This is an basic implementation of a file search engine based on python to answer queries in text files on a local system . We have used "tf-idf term weighting" and "cosine similarity" to rank the relevance of the matching documents . tf-idf computations are precomputed making searching a lot faster . Also to speed up searching Stemming (Porter Stemmer) has been used . A basic User Interface using Python's Tkinter library is provided .
python2 createIndex_tfidf.py stopwords.dat testIndex.dat titleIndex.dat
createIndex_tfidf.py will run only once to calculate the tdf-idf values over the corpus
python2 queryIndex_tfidf.py stopwords.dat testIndex.dat titleIndex.dat
Overall three different files are created in this step :
titleIndex.dat
This file stores the unique docId(document id) which is assigned to each document in the corpus.
testIndex.dat
In this an index file is created (also known as inverted index data structure) which contains information about all the unique terms (except stopwords) appearing in all the documents.Each document is given a unique id starting from 0 as stored in the titleIndex.dat. The information about a term is stored in the index file as follows: term|docID0:pos1,pos2;docID1:pos3,pos4,pos5;…..|tf0,tf1,tf2...|idf Here tf0,tf1,tf2 represents term frequency of term in docID0,docID1,docID2 respectively. idf represent Inverse Document Frequency and pos1 respresents the position of the term in the respective document and so on .
lines.dat
This file stores the information about the lines in which the term is present in various documents. This line information is represented as : term|docID0:line1,line2;docID1:line3,line4,line5
Before creation of these files, all the terms of the documents are checked in the stopwords list.If a term appears in stopwords then it is skipped else it's information is stored in these above files. Also, each term is stemmed by Porter Stemmer before being added to the index.

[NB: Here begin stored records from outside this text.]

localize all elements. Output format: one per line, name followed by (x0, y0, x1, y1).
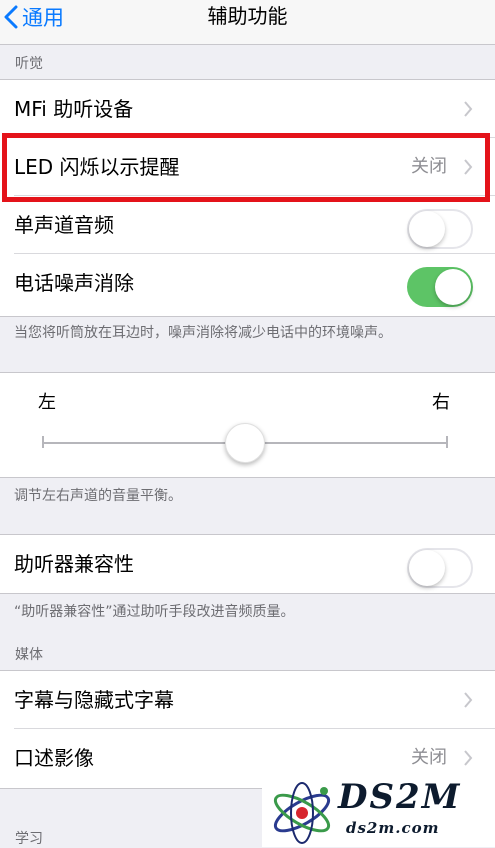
phone-noise-cancellation-label: 电话噪声消除 (14, 271, 134, 295)
hearing-aid-compatibility-label: 助听器兼容性 (14, 552, 134, 576)
mono-audio-label: 单声道音频 (14, 213, 114, 237)
watermark-url: ds2m.com (346, 819, 440, 837)
slider-tick-right (446, 436, 448, 448)
atom-logo-icon (273, 782, 331, 844)
chevron-right-icon (464, 101, 473, 117)
hearing-aid-compatibility-row: 助听器兼容性 (0, 535, 495, 593)
balance-footer: 调节左右声道的音量平衡。 (14, 488, 182, 504)
balance-right-label: 右 (432, 392, 450, 413)
mono-audio-toggle[interactable] (407, 209, 473, 249)
audio-descriptions-label: 口述影像 (14, 746, 94, 770)
hearing-aid-compatibility-toggle[interactable] (407, 548, 473, 588)
navigation-bar: 通用 辅助功能 (0, 0, 495, 45)
slider-tick-left (42, 436, 44, 448)
balance-slider-thumb[interactable] (225, 423, 265, 463)
page-title: 辅助功能 (207, 4, 288, 28)
watermark-text: DS2M (338, 777, 462, 817)
subtitles-captioning-label: 字幕与隐藏式字幕 (14, 688, 174, 712)
mono-audio-row: 单声道音频 (0, 196, 495, 254)
noise-cancellation-footer: 当您将听筒放在耳边时，噪声消除将减少电话中的环境噪声。 (14, 325, 392, 341)
chevron-right-icon (464, 692, 473, 708)
phone-noise-cancellation-toggle[interactable] (407, 267, 473, 307)
mfi-hearing-devices-label: MFi 助听设备 (14, 97, 134, 121)
section-header-hearing: 听觉 (15, 56, 43, 72)
mfi-hearing-devices-row[interactable]: MFi 助听设备 (0, 80, 495, 138)
phone-noise-cancellation-row: 电话噪声消除 (0, 254, 495, 312)
media-group: 字幕与隐藏式字幕 口述影像 关闭 (0, 670, 495, 789)
highlight-box (2, 133, 490, 202)
watermark-logo: DS2M ds2m.com (262, 775, 495, 847)
section-header-learning: 学习 (15, 831, 43, 847)
hac-footer: “助听器兼容性”通过助听手段改进音频质量。 (14, 604, 295, 620)
subtitles-captioning-row[interactable]: 字幕与隐藏式字幕 (0, 671, 495, 729)
section-header-media: 媒体 (15, 647, 43, 663)
balance-left-label: 左 (38, 392, 56, 413)
chevron-right-icon (464, 750, 473, 766)
hac-group: 助听器兼容性 (0, 534, 495, 594)
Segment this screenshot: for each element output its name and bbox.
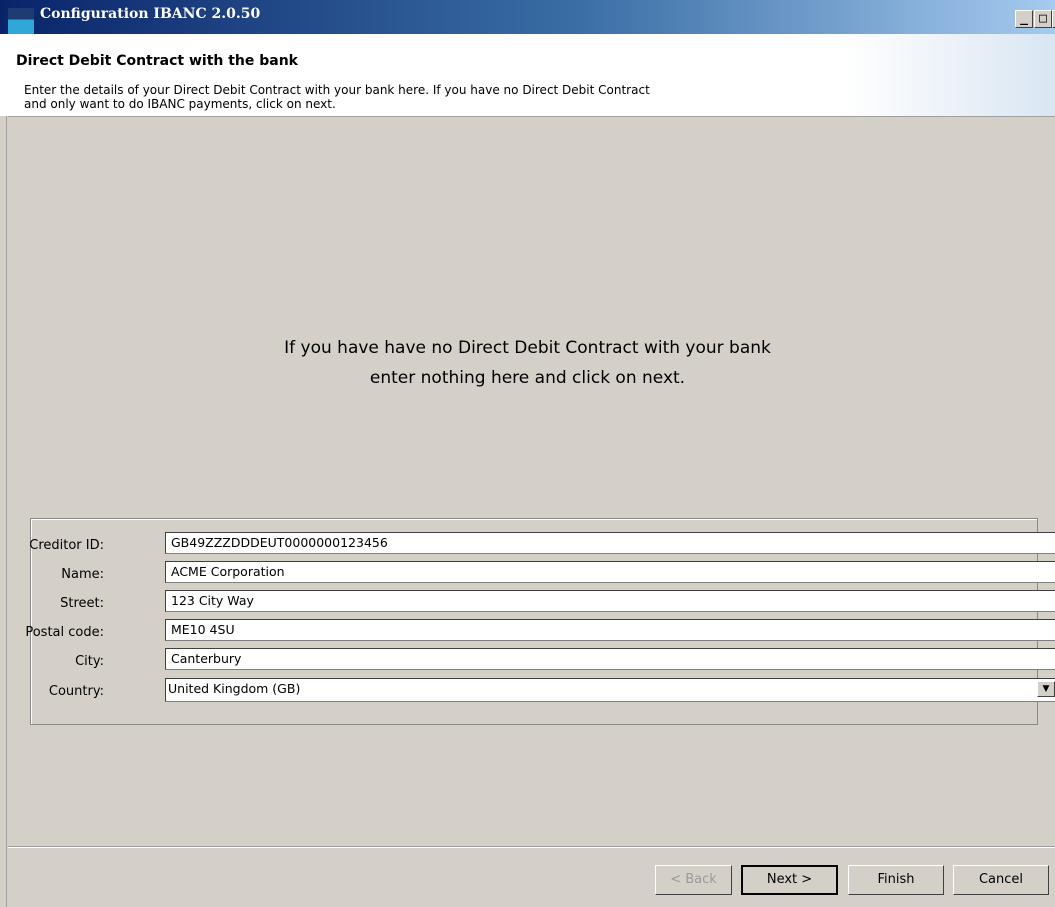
next-button[interactable]: Next > [741, 865, 838, 895]
footer-divider-highlight [8, 847, 1055, 848]
name-input[interactable]: ACME Corporation [165, 561, 1055, 583]
title-bar: Configuration IBANC 2.0.50 _ □ X [0, 0, 1055, 34]
page-title: Direct Debit Contract with the bank [16, 53, 298, 69]
city-label: City: [75, 654, 104, 669]
notice-text: If you have have no Direct Debit Contrac… [284, 338, 771, 388]
page-description: Enter the details of your Direct Debit C… [24, 83, 650, 111]
creditor-form-panel: Creditor ID: GB49ZZZDDDEUT0000000123456 … [25, 518, 1055, 725]
street-label: Street: [60, 596, 104, 611]
creditor-id-label: Creditor ID: [29, 538, 104, 553]
finish-button[interactable]: Finish [848, 865, 944, 895]
left-border [6, 116, 7, 907]
country-label: Country: [48, 684, 104, 699]
back-button[interactable]: < Back [655, 865, 732, 895]
app-icon [8, 8, 34, 34]
postal-code-input[interactable]: ME10 4SU [165, 619, 1055, 641]
chevron-down-icon[interactable]: ▼ [1037, 681, 1055, 697]
header-divider [8, 116, 1055, 117]
country-select[interactable]: United Kingdom (GB) ▼ [165, 678, 1055, 702]
city-input[interactable]: Canterbury [165, 648, 1055, 670]
maximize-button[interactable]: □ [1034, 10, 1052, 28]
minimize-button[interactable]: _ [1015, 10, 1033, 28]
country-select-value: United Kingdom (GB) [168, 681, 301, 696]
cancel-button[interactable]: Cancel [953, 865, 1049, 895]
postal-code-label: Postal code: [25, 625, 104, 640]
street-input[interactable]: 123 City Way [165, 590, 1055, 612]
window-title: Configuration IBANC 2.0.50 [40, 6, 261, 22]
name-label: Name: [61, 567, 104, 582]
creditor-id-input[interactable]: GB49ZZZDDDEUT0000000123456 [165, 532, 1055, 554]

In this , first of all , all the informations from the files lines.dat,titleIndex.dat and testIndex.dat is again stored back using dictionary in Python.
Now, the different types of Queries supported are :
One Word Queries(OWQ) This is a single term query and its output is list of documents containing the asked term along with the line numbers where the term is present in the respective document.
Multi Word Queries(MWQ) The input in MWQ is a sequence of words, and the output is the list of documents that contain any of the query terms along with the line numbers.
Phrase Queries(PQ) The input in PQ is again a sequence of words, and the matching documents are the ones that contain all query terms in the specified order.
Now that we have have found the list of documents in which the query is present it is time to rank them. The ranking scheme we have used here is based on tf-idf. Tf-Idf is a weighting scheme that assigns each term in a document a weight based on its term frequency (tf) and inverse document frequency (idf). The terms with higher weight scores are considered to be more important. It’s one of the most popular weighting schemes in Information Retrieval.
Term frequency(tf) of a term is document specific. It is basically the number of occurrences of the term t in the document D. It is quite logical to choose tf as a parameter because as a term appears more in the document it becomes more important. We can represent a document by a vector whose size is equal to the no. of unique terms in the document and each value denotes the count of the term in the given document. The representation of documents as vectors in a common vector space is known as the vector space model and it’s very fundamental to information retrieval. But here is one drawback. As the document will grow in size the weight of tf is going to increase as the frequency of terms will increase. So a document which contains same information as other document, copied more than one time will be considered more important. To eradicate this drawback we will divide each value in a vector by its norm so that the vector becomes a unit vector.
We can’t only use term frequencies to calculate the weight of a term in the document, because tf considers all terms equally important. However, some terms occur more rarely and they are more discriminative than others. If we purely use tf as measure to rank then if we search a topic like sound waves, we might end up getting a lot of documents containing light waves and other waves, as the frequency of term is the only parameter.
To mitigate this effect, we use inverse document frequency. The document frequency of a term is basically the number of documents containing the term. So the inverse document frequency(idf) of a term is the number of documents in the corpus divided by the document frequency of a term. Generally it has been found that the factor of idf is quite large and better results are obtained if we use log(idf). As log is an increasing function, we can use it without hampering our results.
We have defined both tf and idf, and now we can combine these to produce the ultimate score of a term t in document d. We will again represent the document as a vector, with each entry being the tf-idf weight of the corresponding term in the document. The tf-idf weight of a term t in document d is simply the multiplication of its tf by its idf.
Now that we have built the vectors of each document based on tf-idf weight. It is time to answer a query with using the given document vectors. First of all we will create a query vector itself on similar basis as we made the document vector i.e based on tf-idf score(considering query a document itself). Now that we have our query vector ready, we will find all those documents in which our query is present. Now we will take the dot product of the query vector and the document vector in which the query is present. The higher the dot product more similar is query vector with the document vector which means the angle between the document vector and query vector is small. This technique of finding similarity between query and document is called cosine similarity.